Alanna Aiko Moore, academic liaison coordinator and librarian for sociology, ethnic studies, and gender studies at the University of California–San Diego, has been chosen to receive the 2017 ACRL University Libraries Section Outstanding Professional Development Award. The $1,000 award and plaque, donated by Library Juice Academy, will be presented to Moore at the 2017 ALA Annual Conference in Chicago.
ALA eLearning Solutions will host a new 90-minute workshop, “Programming with Cosplay: Embracing Costume Play in your Library” with Ellyssa Kroski on May 17. Kroski will cover the tools and techniques used by cosplayers, the many different types of events you can host (library comic cons, anime cons, cosplay events, themed library lock-ins), and how to reach out to your cosplay community to get them involved. Registration is through the ALA Store.
Marcy Bidney, curator of the American Geographical Society Library at the University of Wisconsin-Milwaukee, has been selected to receive the 2017 ACRL Western European Studies Section / Slavic and East European Section De Gruyter European Librarianship Study Grant for her project, “Where the Water Flows: Documenting Collections of Late 19th and Early 20th Century Nautical Charts.” Sponsored by the Walter de Gruyter Foundation for Scholarship and Research, the grant provides €2,500 to support a trip to Europe.
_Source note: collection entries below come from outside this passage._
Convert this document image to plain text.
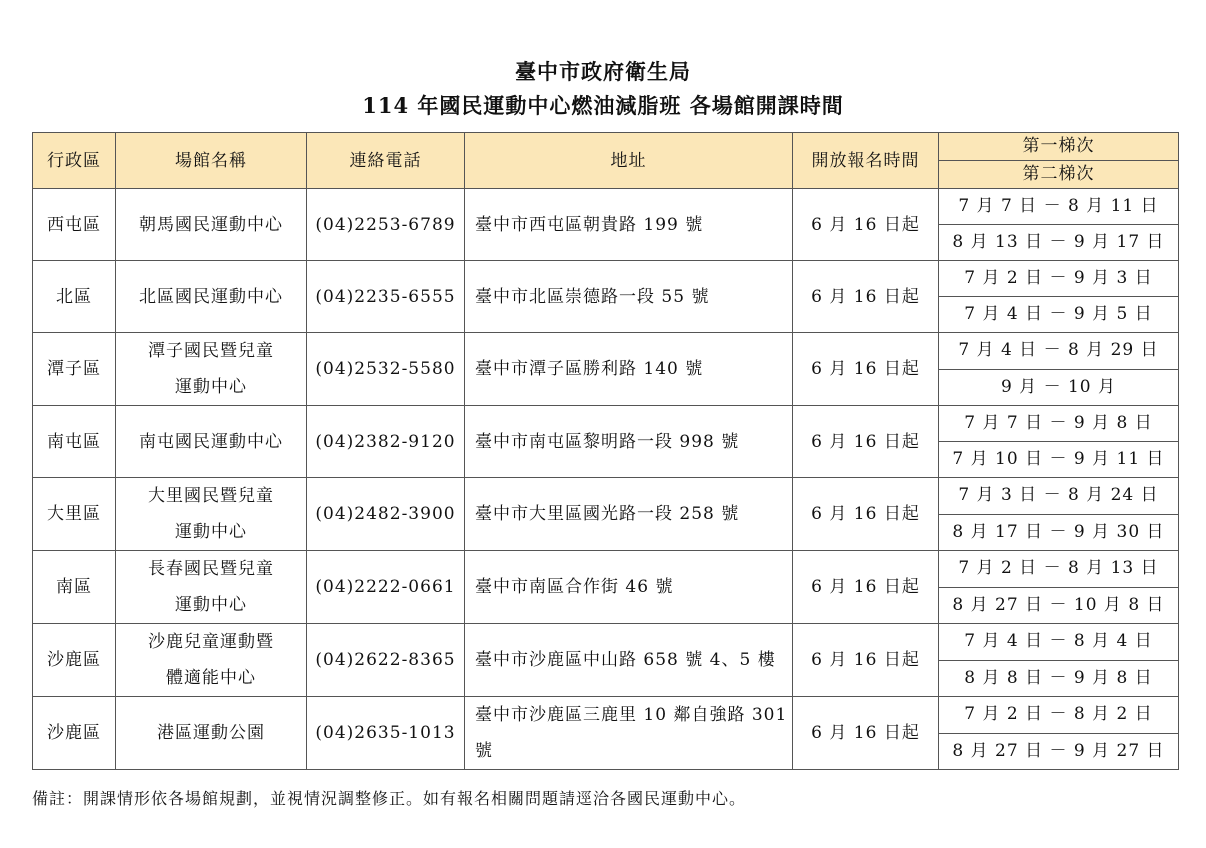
臺中市政府衛生局
114 年國民運動中心燃油減脂班 各場館開課時間
行政區	場館名稱	連絡電話	地址	開放報名時間	第一梯次
					第二梯次
西屯區	朝馬國民運動中心	(04)2253-6789	臺中市西屯區朝貴路 199 號	6 月 16 日起	7 月 7 日 － 8 月 11 日
					8 月 13 日 － 9 月 17 日
北區	北區國民運動中心	(04)2235-6555	臺中市北區崇德路一段 55 號	6 月 16 日起	7 月 2 日 － 9 月 3 日
					7 月 4 日 － 9 月 5 日
潭子區	潭子國民暨兒童
運動中心	(04)2532-5580	臺中市潭子區勝利路 140 號	6 月 16 日起	7 月 4 日 － 8 月 29 日
					9 月 － 10 月
南屯區	南屯國民運動中心	(04)2382-9120	臺中市南屯區黎明路一段 998 號	6 月 16 日起	7 月 7 日 － 9 月 8 日
					7 月 10 日 － 9 月 11 日
大里區	大里國民暨兒童
運動中心	(04)2482-3900	臺中市大里區國光路一段 258 號	6 月 16 日起	7 月 3 日 － 8 月 24 日
					8 月 17 日 － 9 月 30 日
南區	長春國民暨兒童
運動中心	(04)2222-0661	臺中市南區合作街 46 號	6 月 16 日起	7 月 2 日 － 8 月 13 日
					8 月 27 日 － 10 月 8 日
沙鹿區	沙鹿兒童運動暨
體適能中心	(04)2622-8365	臺中市沙鹿區中山路 658 號 4、5 樓	6 月 16 日起	7 月 4 日 － 8 月 4 日
					8 月 8 日 － 9 月 8 日
沙鹿區	港區運動公園	(04)2635-1013	臺中市沙鹿區三鹿里 10 鄰自強路 301 號	6 月 16 日起	7 月 2 日 － 8 月 2 日
					8 月 27 日 － 9 月 27 日
備註：開課情形依各場館規劃，並視情況調整修正。如有報名相關問題請逕洽各國民運動中心。
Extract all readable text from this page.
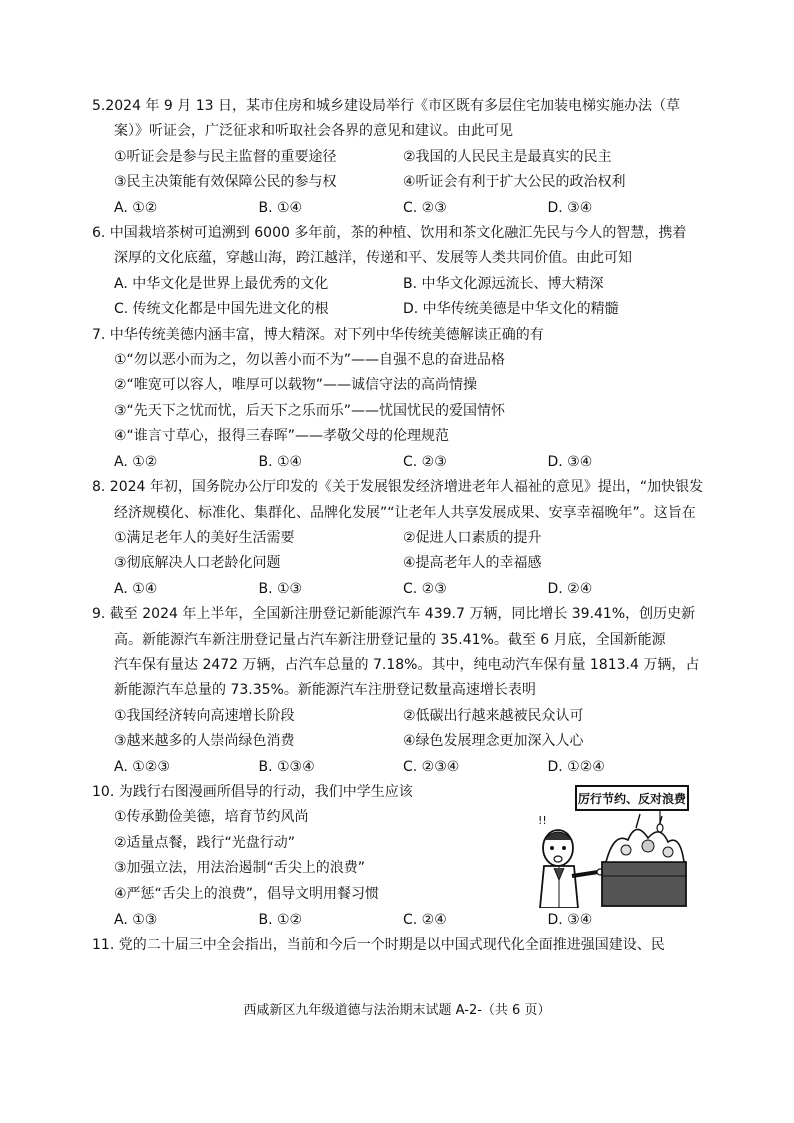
5.2024 年 9 月 13 日，某市住房和城乡建设局举行《市区既有多层住宅加装电梯实施办法（草
案）》听证会，广泛征求和听取社会各界的意见和建议。由此可见
①听证会是参与民主监督的重要途径	②我国的人民民主是最真实的民主
③民主决策能有效保障公民的参与权	④听证会有利于扩大公民的政治权利
A. ①②	B. ①④	C. ②③	D. ③④
6. 中国栽培茶树可追溯到 6000 多年前，茶的种植、饮用和茶文化融汇先民与今人的智慧，携着
深厚的文化底蕴，穿越山海，跨江越洋，传递和平、发展等人类共同价值。由此可知
A. 中华文化是世界上最优秀的文化	B. 中华文化源远流长、博大精深
C. 传统文化都是中国先进文化的根	D. 中华传统美德是中华文化的精髓
7. 中华传统美德内涵丰富，博大精深。对下列中华传统美德解读正确的有
①“勿以恶小而为之，勿以善小而不为”——自强不息的奋进品格
②“唯宽可以容人，唯厚可以载物”——诚信守法的高尚情操
③“先天下之忧而忧，后天下之乐而乐”——忧国忧民的爱国情怀
④“谁言寸草心，报得三春晖”——孝敬父母的伦理规范
A. ①②	B. ①④	C. ②③	D. ③④
8. 2024 年初，国务院办公厅印发的《关于发展银发经济增进老年人福祉的意见》提出，“加快银发
经济规模化、标准化、集群化、品牌化发展”“让老年人共享发展成果、安享幸福晚年”。这旨在
①满足老年人的美好生活需要	②促进人口素质的提升
③彻底解决人口老龄化问题	④提高老年人的幸福感
A. ①④	B. ①③	C. ②③	D. ②④
9. 截至 2024 年上半年，全国新注册登记新能源汽车 439.7 万辆，同比增长 39.41%，创历史新
高。新能源汽车新注册登记量占汽车新注册登记量的 35.41%。截至 6 月底，全国新能源
汽车保有量达 2472 万辆，占汽车总量的 7.18%。其中，纯电动汽车保有量 1813.4 万辆，占
新能源汽车总量的 73.35%。新能源汽车注册登记数量高速增长表明
①我国经济转向高速增长阶段	②低碳出行越来越被民众认可
③越来越多的人崇尚绿色消费	④绿色发展理念更加深入人心
A. ①②③	B. ①③④	C. ②③④	D. ①②④
10. 为践行右图漫画所倡导的行动，我们中学生应该
①传承勤俭美德，培育节约风尚
②适量点餐，践行“光盘行动”
③加强立法，用法治遏制“舌尖上的浪费”
④严惩“舌尖上的浪费”，倡导文明用餐习惯
厉行节约、反对浪费
!!
A. ①③	B. ①②	C. ②④	D. ③④
11. 党的二十届三中全会指出，当前和今后一个时期是以中国式现代化全面推进强国建设、民
西咸新区九年级道德与法治期末试题 A-2-（共 6 页）
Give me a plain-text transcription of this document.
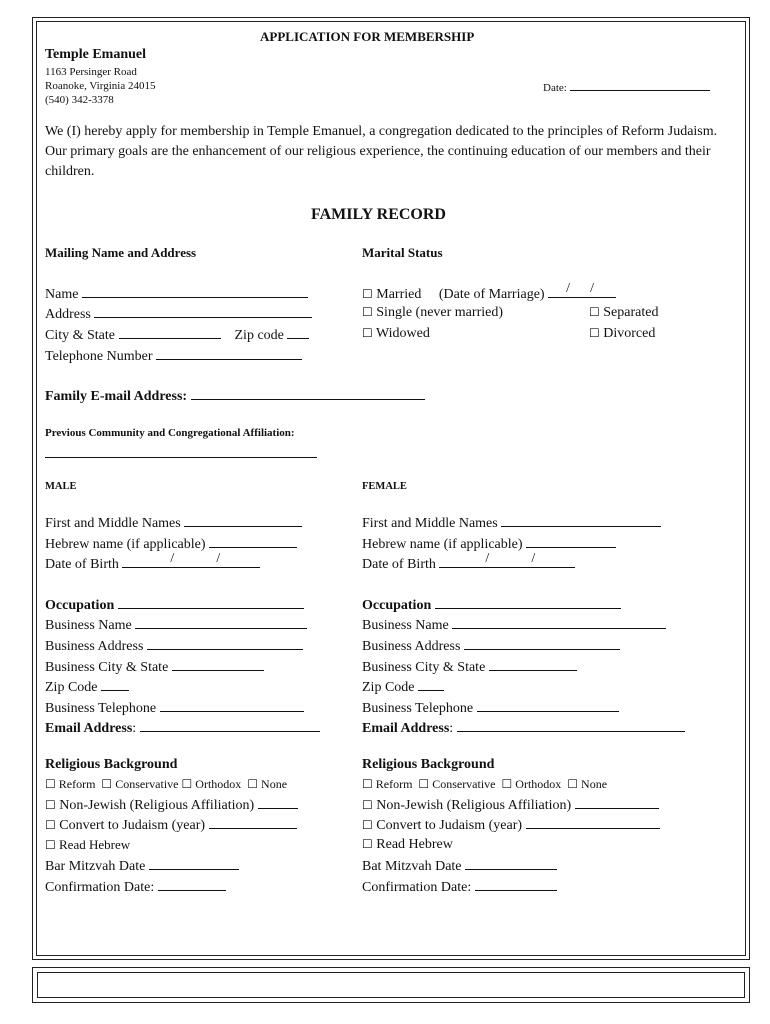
APPLICATION FOR MEMBERSHIP
Temple Emanuel
1163 Persinger Road
Roanoke, Virginia 24015
(540) 342-3378
Date:
We (I) hereby apply for membership in Temple Emanuel, a congregation dedicated to the principles of Reform Judaism. Our primary goals are the enhancement of our religious experience, the continuing education of our members and their children.
FAMILY RECORD
Mailing Name and Address	Marital Status
Name
Address
City & State	Zip code
Telephone Number
☐ Married (Date of Marriage) / /
☐ Single (never married)
☐ Widowed
☐ Separated
☐ Divorced
Family E-mail Address:
Previous Community and Congregational Affiliation:
MALE
First and Middle Names
Hebrew name (if applicable)
Date of Birth	/	/
Occupation
Business Name
Business Address
Business City & State
Zip Code
Business Telephone
Email Address:
Religious Background
☐ Reform ☐ Conservative ☐ Orthodox ☐ None
☐ Non-Jewish (Religious Affiliation)
☐ Convert to Judaism (year)
☐ Read Hebrew
Bar Mitzvah Date
Confirmation Date:
FEMALE
First and Middle Names
Hebrew name (if applicable)
Date of Birth	/	/
Occupation
Business Name
Business Address
Business City & State
Zip Code
Business Telephone
Email Address:
Religious Background
☐ Reform ☐ Conservative ☐ Orthodox ☐ None
☐ Non-Jewish (Religious Affiliation)
☐ Convert to Judaism (year)
☐ Read Hebrew
Bat Mitzvah Date
Confirmation Date:
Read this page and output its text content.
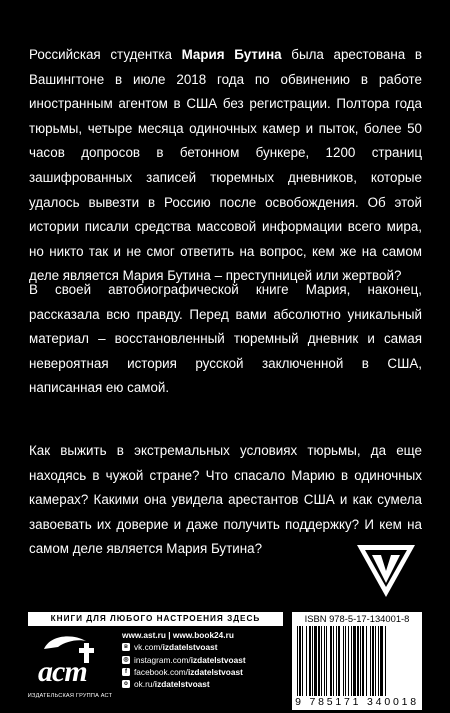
Российская студентка Мария Бутина была арестована в Вашингтоне в июле 2018 года по обвинению в работе иностранным агентом в США без регистрации. Полтора года тюрьмы, четыре месяца одиночных камер и пыток, более 50 часов допросов в бетонном бункере, 1200 страниц зашифрованных записей тюремных дневников, которые удалось вывезти в Россию после освобождения. Об этой истории писали средства массовой информации всего мира, но никто так и не смог ответить на вопрос, кем же на самом деле является Мария Бутина – преступницей или жертвой?
В своей автобиографической книге Мария, наконец, рассказала всю правду. Перед вами абсолютно уникальный материал – восстановленный тюремный дневник и самая невероятная история русской заключенной в США, написанная ею самой.
Как выжить в экстремальных условиях тюрьмы, да еще находясь в чужой стране? Что спасало Марию в одиночных камерах? Какими она увидела арестантов США и как сумела завоевать их доверие и даже получить поддержку? И кем на самом деле является Мария Бутина?
КНИГИ ДЛЯ ЛЮБОГО НАСТРОЕНИЯ ЗДЕСЬ
аст
ИЗДАТЕЛЬСКАЯ ГРУППА АСТ
www.ast.ru | www.book24.ru
в vk.com/ izdatelstvoast
◎ instagram.com/ izdatelstvoast
f facebook.com/ izdatelstvoast
о ok.ru/ izdatelstvoast
ISBN 978-5-17-134001-8
9 785171 340018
Brian Herzog writes: “One of the things I truly hate is clickbait. I find myself specifically not clicking on things that sound clickbaity, just because I feel insulted by something thinking I can be manipulated. But if it is truly effective, maybe libraries ought to pay attention. So, just as a ‘funny thing to think about but I would never do for real’ project, here are a few of our library programs retitled as clickbait. First, ‘If your baby isn’t doing this, it may never learn to walk!’”
A bookstore in Dallas has found an excusable use for clickbait. As Adweek reports, Wild Detectives is posting headlines to its Facebook page that spin classic works of literature as trashy viral content. When followers click the links, they’re led to full texts of public domain pieces posted on Medium. Dubbed Litbaits, the campaign uses the questionable strategy for a worthwhile purpose. This illustration leads to Gulliver’s Travels.
Jamie Condliffe writes: “The Trump administration has published its first detailed budget, and as expected, it signals bad news for the planet. The proposed cuts to discretionary spending in FY2018 would totally shut down the clean-energy investment arm of the Department of Energy, halt payments to UN climate-change programs, close down many of the EPA’s climate programs, and terminate climate-focused initiatives at NASA and NOAA.”
Nevada Democrats are moving forward a proposal to give library managers clear authority to enforce weapons bans at their facilities. State senators on a judicial panel voted 4–3 along party lines March 16 to advance Senate Bill 115. The proposal would prohibit firearms, explosive devices, knives, clubs, and paint guns from public libraries unless the governing board gives someone written permission to carry one of those weapons. Gun advocates call the measure a vindictive move.